Sexual violence is worst in isolation. I’m constantly in a state of hypervigilance. Voyeurism is pervasive and normalized. As a male, I doubt my friend has experienced guards rubbing their genitals against him while being escorted. He probably hasn’t heard the bloodcurdling, wounded animal wail of a parent learning the state has relinquished their parental rights. Now, CPS has their children. The same parent is often discovered hanging the following day. I’ve watched women exchange sexual favors for a cup of cold water. Everything in prison is transactional, but in a women’s prison, it’s often sexual. His advice is for men in air-conditioned northern solitary confinement cells.

I give the same advice to the 16-and-a-half year olds entering segregation as I do to the 69 year old. Its only one rule—survive. I promise not to judge them for whatever they must do to survive. This is the other busy stuff I don’t tell my family.

I begin to meditate by stepping off the hamster wheel into an ashram. I breeze through the restlessness and distractions others find unpleasant to perform my centering breathing. It’s not the external noise of radios, yelling, screaming, banging cups (or heads) on the wall that bothers me. It’s the mental noise that’s deafening. I’m a passenger looking out the window into my mind when I’m attacked.

My internal viewfinder clicks to failure after failure. The movie features The Evil Twins: Trauma and Drama. Ignoring my suggestion to go Dutch, its 100 percent bad memories. I feel my pulse racing and palms sweating when I think it can’t get any worse. The sequel starts, a horror movie. Unlike during childhood, I can’t find solace knowing its make-believe. My chest tightens as I’m flooded with a roaring soundtrack of negative self-talk. I mouth, “Breathe, Breathe” over the mental chatter. The horror flick rewinds and continues on an endless loop.
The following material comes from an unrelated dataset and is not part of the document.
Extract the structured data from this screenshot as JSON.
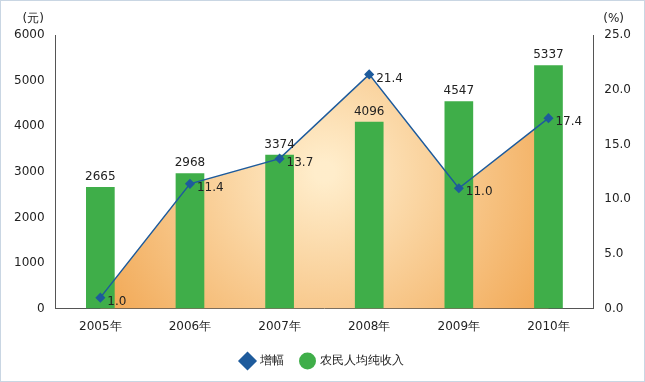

I know I’ve sat here for at least a half-hour minimum. My kids will be so proud of me. Opening my eyes, my timer reads 4 minutes and 39 seconds! I’m discouraged, and excuses come easier. Maybe, prison isn’t the environment to revisit painful memories without someone to help me process them. It sounds good; I don’t believe it. I need to stop and face my fears. I’m tired of lying to my inner self.

Meditation, tomorrow? Of course, I would love to try again. That is, if I have time. You know, I’m very busy.